Molly was a British milkmaid who, for twice spilling her master's milk into the dirt, was sentenced to transportation for stealing. (Only her ability to read from the Bible saved 17-year-old Molly from death.) Arriving in Maryland in 1683, Molly worked for seven years as an indentured servant before earning her freedom and a few of the basic necessities -- an ox, a plow, seeds, a rifle, etc. -- and the opportunity to lay claim to land of her own.
Her independence in those days was unusual enough. Imagine her neighbors' shock and dismay when Molly bought, then freed and married, a slave newly arrived from Africa. Although technically illegal for a white woman to marry a black man, Molly was never charged for the act and her husband, Bannaky, proved a useful and knowledgeable member of the community before his death. He left behind his wife and four daughters, who thrived in the New World.
Alice McGill's narrative is simple, straightforward and easy for young ears to understand. Her interpretation of the true story is stripped of many details, yet it provides readers with good insights into the life and times of Molly Bannaky.

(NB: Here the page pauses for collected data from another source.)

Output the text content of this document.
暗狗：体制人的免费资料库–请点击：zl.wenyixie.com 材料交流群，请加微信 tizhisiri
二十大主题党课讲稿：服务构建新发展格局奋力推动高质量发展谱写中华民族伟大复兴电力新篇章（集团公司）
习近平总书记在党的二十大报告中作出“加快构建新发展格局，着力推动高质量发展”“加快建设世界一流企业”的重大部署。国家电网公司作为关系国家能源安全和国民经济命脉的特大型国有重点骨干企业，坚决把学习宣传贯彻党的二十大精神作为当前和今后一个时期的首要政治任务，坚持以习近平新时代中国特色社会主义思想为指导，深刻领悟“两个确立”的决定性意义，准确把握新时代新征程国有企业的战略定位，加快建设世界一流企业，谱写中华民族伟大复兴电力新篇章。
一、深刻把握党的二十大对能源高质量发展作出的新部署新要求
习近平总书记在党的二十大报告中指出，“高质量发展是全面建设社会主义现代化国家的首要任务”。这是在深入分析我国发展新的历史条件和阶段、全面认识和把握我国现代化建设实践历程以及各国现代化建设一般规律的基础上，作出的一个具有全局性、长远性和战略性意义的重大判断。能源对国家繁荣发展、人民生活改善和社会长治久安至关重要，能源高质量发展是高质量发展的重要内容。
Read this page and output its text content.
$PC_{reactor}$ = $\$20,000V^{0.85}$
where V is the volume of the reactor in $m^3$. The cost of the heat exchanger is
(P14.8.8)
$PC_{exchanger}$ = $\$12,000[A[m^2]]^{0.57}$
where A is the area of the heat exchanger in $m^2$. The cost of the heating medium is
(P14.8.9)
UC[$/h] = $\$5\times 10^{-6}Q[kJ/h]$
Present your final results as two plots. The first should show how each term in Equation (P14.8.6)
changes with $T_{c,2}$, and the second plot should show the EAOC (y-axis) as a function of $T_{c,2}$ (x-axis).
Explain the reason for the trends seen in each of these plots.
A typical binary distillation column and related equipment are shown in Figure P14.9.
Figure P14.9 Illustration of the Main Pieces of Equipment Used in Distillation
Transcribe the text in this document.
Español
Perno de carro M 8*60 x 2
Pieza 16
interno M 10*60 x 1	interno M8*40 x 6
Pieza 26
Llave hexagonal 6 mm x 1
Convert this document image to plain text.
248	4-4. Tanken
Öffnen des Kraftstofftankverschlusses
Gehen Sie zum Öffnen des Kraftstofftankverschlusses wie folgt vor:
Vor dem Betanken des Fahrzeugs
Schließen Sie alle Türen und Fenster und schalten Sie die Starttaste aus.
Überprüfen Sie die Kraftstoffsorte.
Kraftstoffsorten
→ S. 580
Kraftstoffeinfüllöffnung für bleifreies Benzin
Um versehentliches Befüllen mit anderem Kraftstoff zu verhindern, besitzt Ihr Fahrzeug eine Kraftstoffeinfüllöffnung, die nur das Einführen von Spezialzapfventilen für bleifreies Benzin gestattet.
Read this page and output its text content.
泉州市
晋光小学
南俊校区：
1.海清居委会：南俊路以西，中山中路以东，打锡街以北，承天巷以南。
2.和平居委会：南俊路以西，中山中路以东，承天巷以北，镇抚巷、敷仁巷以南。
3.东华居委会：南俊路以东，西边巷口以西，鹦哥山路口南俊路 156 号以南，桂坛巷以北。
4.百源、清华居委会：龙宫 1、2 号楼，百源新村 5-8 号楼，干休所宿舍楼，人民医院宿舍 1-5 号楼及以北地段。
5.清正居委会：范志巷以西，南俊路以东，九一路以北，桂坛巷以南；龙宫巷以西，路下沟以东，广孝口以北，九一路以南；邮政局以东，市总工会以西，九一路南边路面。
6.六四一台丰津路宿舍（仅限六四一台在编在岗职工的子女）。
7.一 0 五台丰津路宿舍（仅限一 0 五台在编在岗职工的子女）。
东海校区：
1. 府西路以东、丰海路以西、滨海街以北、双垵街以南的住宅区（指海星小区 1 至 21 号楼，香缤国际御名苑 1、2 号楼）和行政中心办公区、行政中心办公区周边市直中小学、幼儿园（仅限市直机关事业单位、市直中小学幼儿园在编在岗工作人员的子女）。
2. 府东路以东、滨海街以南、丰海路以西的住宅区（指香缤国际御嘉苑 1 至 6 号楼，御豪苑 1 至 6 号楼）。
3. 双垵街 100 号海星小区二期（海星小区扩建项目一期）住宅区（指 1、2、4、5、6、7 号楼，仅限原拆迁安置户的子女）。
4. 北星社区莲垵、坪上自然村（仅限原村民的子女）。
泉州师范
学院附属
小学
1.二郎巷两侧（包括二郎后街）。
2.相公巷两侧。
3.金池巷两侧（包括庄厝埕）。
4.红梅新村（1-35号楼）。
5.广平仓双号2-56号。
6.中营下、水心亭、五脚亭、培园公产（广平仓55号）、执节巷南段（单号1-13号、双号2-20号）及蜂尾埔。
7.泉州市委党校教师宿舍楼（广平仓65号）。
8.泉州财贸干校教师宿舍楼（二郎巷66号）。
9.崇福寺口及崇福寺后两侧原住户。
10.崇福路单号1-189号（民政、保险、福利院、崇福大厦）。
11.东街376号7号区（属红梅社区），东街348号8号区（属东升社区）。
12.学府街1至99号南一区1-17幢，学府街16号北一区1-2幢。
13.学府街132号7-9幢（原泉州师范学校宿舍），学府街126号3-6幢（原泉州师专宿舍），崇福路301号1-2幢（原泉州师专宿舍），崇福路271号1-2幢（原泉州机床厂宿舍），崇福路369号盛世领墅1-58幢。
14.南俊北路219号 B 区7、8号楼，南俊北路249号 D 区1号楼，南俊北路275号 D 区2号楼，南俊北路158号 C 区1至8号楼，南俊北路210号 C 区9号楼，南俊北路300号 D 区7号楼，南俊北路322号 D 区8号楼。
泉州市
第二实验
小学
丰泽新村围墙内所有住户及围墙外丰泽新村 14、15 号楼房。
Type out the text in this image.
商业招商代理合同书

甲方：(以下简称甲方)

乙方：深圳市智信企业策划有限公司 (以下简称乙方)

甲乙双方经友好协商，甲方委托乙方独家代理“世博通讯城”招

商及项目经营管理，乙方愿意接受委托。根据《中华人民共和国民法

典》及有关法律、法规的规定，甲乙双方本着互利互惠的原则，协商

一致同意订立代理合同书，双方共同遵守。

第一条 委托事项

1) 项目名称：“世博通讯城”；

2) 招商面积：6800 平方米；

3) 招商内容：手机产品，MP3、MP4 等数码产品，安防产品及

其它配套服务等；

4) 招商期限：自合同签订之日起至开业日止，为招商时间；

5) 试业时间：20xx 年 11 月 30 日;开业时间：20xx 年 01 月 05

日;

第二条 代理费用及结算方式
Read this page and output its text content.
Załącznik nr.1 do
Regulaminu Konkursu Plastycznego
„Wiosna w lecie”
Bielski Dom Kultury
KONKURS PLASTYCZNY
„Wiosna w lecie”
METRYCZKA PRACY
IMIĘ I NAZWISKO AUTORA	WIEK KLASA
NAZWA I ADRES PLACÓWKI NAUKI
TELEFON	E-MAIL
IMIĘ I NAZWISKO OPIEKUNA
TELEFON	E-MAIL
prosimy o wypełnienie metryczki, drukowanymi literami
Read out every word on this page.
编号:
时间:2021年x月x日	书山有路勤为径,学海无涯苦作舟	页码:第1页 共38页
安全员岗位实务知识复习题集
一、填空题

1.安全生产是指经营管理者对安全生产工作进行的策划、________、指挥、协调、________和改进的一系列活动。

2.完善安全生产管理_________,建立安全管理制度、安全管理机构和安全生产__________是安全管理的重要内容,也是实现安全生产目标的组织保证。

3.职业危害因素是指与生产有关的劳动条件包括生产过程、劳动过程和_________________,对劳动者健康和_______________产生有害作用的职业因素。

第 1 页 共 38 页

But this book is a good example where it seems that the artist's name should be given top billing over the writer's. The text is no great stretch for a writer; it's a simple summation of events. But Chris K. Soentpiet's depiction of the people and their surroundings brings the story to life, full of expression and rich detail.
Molly Bannaky is, in any case, a good introduction for children to early American history and the gender and racial issues that were a part of the nation's development.